A brazilian western…

…in South Thick Grass



A matéria Faroeste à Brasileira, da CartaCapital desta semana, versa sobre a situação dos guaranis no Mato Grosso do Sul e a questão fundiária envolvendo os territórios indígenas. Nesse cenário de western, índios são violentados de diversas formas pelo poder local, especialmente os grandes proprietários de terras. Alguns índios estão encarcerados, como diz o trecho a seguir, que resume alguns dos principais problemas da questão indígena no Brasil.

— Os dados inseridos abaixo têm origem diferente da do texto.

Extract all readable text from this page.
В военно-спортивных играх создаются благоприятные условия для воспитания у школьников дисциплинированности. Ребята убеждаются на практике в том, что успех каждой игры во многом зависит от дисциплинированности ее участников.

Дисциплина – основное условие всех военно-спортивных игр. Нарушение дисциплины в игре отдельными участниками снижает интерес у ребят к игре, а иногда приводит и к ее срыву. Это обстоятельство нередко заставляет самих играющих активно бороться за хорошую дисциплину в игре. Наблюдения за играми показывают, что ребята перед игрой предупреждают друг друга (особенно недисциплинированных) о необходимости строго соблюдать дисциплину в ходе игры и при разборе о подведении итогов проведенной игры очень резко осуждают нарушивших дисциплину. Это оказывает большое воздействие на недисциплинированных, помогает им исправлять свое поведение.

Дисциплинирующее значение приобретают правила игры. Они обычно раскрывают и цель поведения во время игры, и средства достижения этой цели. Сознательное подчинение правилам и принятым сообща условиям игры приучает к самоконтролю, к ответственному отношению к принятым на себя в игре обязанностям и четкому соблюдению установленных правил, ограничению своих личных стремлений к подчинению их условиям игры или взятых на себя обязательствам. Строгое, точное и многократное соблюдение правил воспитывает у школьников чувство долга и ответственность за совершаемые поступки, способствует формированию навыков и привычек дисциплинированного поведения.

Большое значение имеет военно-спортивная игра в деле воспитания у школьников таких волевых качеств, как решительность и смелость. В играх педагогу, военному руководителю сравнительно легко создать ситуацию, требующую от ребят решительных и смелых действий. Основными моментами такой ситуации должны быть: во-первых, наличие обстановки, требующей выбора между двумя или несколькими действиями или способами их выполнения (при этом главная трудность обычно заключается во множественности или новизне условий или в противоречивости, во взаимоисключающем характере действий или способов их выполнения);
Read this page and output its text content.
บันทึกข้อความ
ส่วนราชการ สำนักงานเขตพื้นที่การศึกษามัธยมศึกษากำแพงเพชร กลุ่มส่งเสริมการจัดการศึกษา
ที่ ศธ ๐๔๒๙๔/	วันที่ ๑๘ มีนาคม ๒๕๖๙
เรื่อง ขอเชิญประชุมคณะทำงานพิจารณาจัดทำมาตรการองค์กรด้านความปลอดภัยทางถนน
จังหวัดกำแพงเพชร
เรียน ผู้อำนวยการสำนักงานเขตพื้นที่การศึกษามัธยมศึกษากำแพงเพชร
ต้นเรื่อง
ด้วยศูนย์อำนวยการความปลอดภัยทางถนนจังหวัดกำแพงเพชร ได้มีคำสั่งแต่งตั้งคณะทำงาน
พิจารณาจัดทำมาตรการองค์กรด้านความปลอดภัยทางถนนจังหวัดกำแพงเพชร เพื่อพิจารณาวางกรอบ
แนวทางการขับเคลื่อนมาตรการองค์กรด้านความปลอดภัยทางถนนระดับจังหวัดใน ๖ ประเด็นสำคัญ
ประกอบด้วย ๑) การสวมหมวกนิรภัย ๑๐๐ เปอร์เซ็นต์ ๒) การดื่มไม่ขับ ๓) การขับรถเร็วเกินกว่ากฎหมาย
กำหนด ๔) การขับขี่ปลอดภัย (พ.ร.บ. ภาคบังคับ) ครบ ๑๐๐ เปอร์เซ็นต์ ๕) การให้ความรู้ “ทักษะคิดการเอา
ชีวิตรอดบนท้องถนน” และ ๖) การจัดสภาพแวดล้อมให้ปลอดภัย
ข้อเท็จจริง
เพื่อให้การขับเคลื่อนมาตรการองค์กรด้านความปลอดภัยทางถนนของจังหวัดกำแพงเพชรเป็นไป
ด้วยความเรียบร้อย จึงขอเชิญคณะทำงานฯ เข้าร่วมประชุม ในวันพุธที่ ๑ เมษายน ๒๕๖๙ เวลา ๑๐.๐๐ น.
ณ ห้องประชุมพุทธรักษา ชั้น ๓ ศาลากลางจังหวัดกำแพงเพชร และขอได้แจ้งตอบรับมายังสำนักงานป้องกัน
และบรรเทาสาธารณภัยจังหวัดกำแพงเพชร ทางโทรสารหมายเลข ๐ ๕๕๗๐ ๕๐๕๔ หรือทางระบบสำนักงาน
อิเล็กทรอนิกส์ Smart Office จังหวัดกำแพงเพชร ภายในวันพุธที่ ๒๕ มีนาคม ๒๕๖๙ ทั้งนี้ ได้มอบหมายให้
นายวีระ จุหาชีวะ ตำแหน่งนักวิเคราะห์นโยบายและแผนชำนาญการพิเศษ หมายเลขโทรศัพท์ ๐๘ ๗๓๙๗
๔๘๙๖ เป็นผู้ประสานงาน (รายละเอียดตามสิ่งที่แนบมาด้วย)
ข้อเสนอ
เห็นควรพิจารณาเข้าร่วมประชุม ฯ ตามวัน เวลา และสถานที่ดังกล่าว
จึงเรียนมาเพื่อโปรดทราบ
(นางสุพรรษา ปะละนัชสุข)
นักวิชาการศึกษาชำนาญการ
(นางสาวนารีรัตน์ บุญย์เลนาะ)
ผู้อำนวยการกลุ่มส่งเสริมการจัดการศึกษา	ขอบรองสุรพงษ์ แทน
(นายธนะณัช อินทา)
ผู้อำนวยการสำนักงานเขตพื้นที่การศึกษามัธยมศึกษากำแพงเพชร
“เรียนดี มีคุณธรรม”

Na carceragem, o comportamento do líder kaiowá e dos outros dois indígenas presos com ele, Cassimiro Batista e Antônio Barrio, é considerado “exemplar” pelo diretor do presídio, Alexandre Ferreira de Souza. De acordo com ele, dos 207 internos, 50 são índios, um quarto do total. De uniforme laranja, eles estão habituados a andar de cabeça baixa e com as mãos para trás, como reza a disciplina local. Reclama da falta de colchões e da ausência dos familiares. “Minha mulher não pôde entrar porque não tinha certidão de casamento para apresentar. Estou há um ano e nove meses sem visita”, queixa-se Barrio, de 43 anos, pai de nove filhos. O sonho de voltar à liberdade só é refreado por um temor: “Tenho medo de sair e ser assassinado por pistoleiros.” [grifos meus]

O comportamento exemplar dos índios prisioneiros, a cabeça baixa e as mãos para trás, é provavelmente um sinal de sua melancolia, uma reação de desânimo frente às grandes dificuldades a que se expõe a população indígena. Uma dessas dificuldades é a necessidade de assumir costumes “brasileiros”, como registrar um casamento no cartório. O depoimento de que eles têm medo dos pistoleiros reforça a impressão de desamparo.

É importante salientar que há informações sobre agressões provocadas pelos índios, e não podemos nos enganar pelo mito do bom selvagem que não compreende nada sobre o mundo ocidental moderno e não conhece suas manhas, estratégias e armas.

O fato é que os indígenas são, de forma geral, o lado que mais sofre nesses conflitos, e a existência de alguns índios que procuram resolver tais conflitos por vias mais violentas não justifica o vilipêndio direcionado a todos os índios, como é comum ocorrer em certos meios de comunicação de massa.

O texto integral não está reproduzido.